Most of all he enjoyed the quiet, starlit nights before the moon was up; for the moon dazzled the eyes in the rarefied air where they flew, whereas the stars gave just enough light to steer by without making it uncomfortable.
Moreover, the moon often filled him with a kind of faint terror, as of death; he could never gaze at her white face for long without feeling that something entered his heart with those silver rays—something that boded him no good. He never spoke of this to the governess; indeed, he only recognised it himself when the moon was near the full; but it lay always in the depths of his being, and he felt dimly that it would have to be reckoned with before he could really escape for good. He took no liberties when the moon was at the full.
He loved to hover—for he had learned by this time that most difficult of all flying feats; to hold the body vertical and whirr the wings without rising or advancing—he loved to hover on windless nights over ponds and rivers and see the stars reflected in their still pools. Indeed, sometimes he hovered till he dropped, and only saved himself from a wetting by sweeping up in a tremendous curve along the surface of the water, and thus up into the branches of the trees where the governess sat waiting for him. And then, after a little rest, they would launch forth again and fly over fields and woods, sometimes even as far as the hills that ran down the coast of the sea itself.
They usually flew at a height of about a thousand feet, and the earth passed beneath them like a great streaked shadow. But as soon as the moon was up the whole country turned into a fairyland of wonder. Her light touched the woods with a softened magic, and the fields and hedges became frosted most delicately.

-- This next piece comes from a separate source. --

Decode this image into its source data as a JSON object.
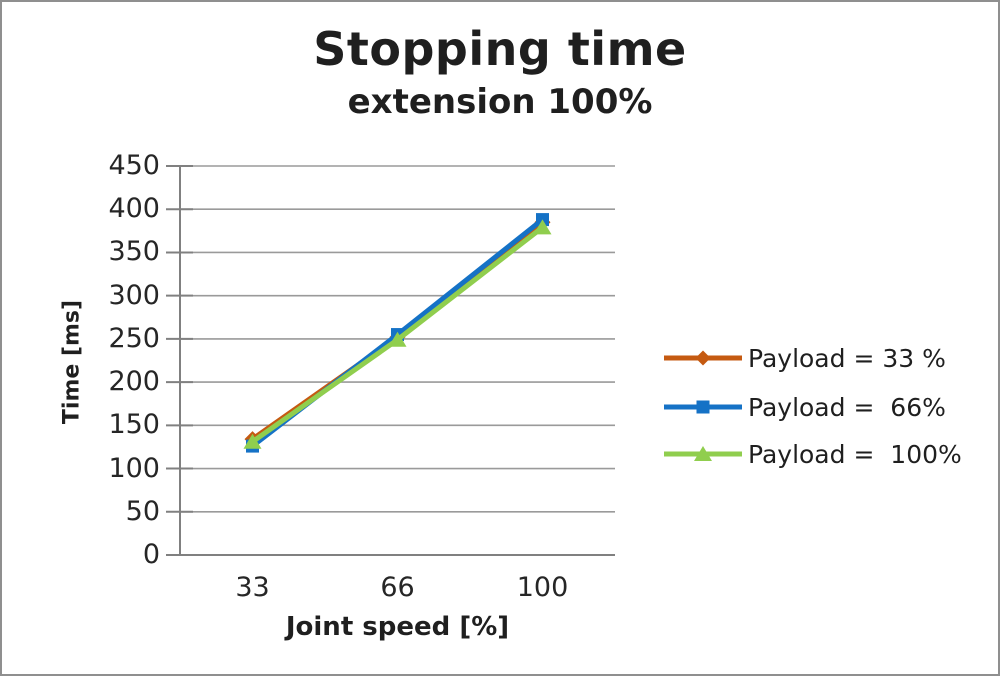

Beneath a thin transparency of mist the water shone with a silvery brilliance that always enabled them to distinguish it from the land at any height; while the farms and country houses were swathed in tender grey shadows through which the trees and chimneys pierced in slender lines of black. It was wonderful to watch the shadows everywhere spinning their blue veil of distance that lent even to the commonest objects something of enchantment and mystery.
Those were wonderful journeys they made together into the pathways of the silent night, along the unknown courses, into that hushed centre where they could almost hear the beatings of her great heart—like winged thoughts searching the huge vault, till the boy ached with the sensations of speed and distance, and the old yellow moon seemed to stagger across the sky.
Sometimes they rose very high into freezing air, so high that the earth became a dull shadow specked with light. They saw the trains running in all directions with thin threads of smoke shining in the glare of the open fire-boxes. But they seemed very tiny trains indeed, and stirred in him no recollections of the semi-annual visits to London town when he went to the dentist, and lunched with the dreaded grandmother or the stiff and fashionable aunts.
And when they came down again from these perilous heights, the scents of the earth rose to meet them, the perfume of woods and fields, and the smells of the open country.
There was, too, the delight, the curious delight of windy nights, when the wind smote and buffeted them, knocking them suddenly sideways, whistling through their feathers as if it wanted to tear them from their sockets; rushing furiously up underneath their wings with repeated blows; turning them round, and backwards and forwards, washing them from head to foot in a tempestuous sea of rapid and unexpected motion.
It was, of course, far easier to fly with a wind than without one. The difficulty with a violent wind was to get down—not to keep up. The gusts drove up against the under-surfaces of their wings and kept them afloat, so that by merely spreading them like sails they could sweep and circle without a single stroke. Jimbo soon learned to manœuvre so that he could turn the strength of a great wind to his own purposes, and revel in its boisterous waves and currents like a strong swimmer in a rough sea.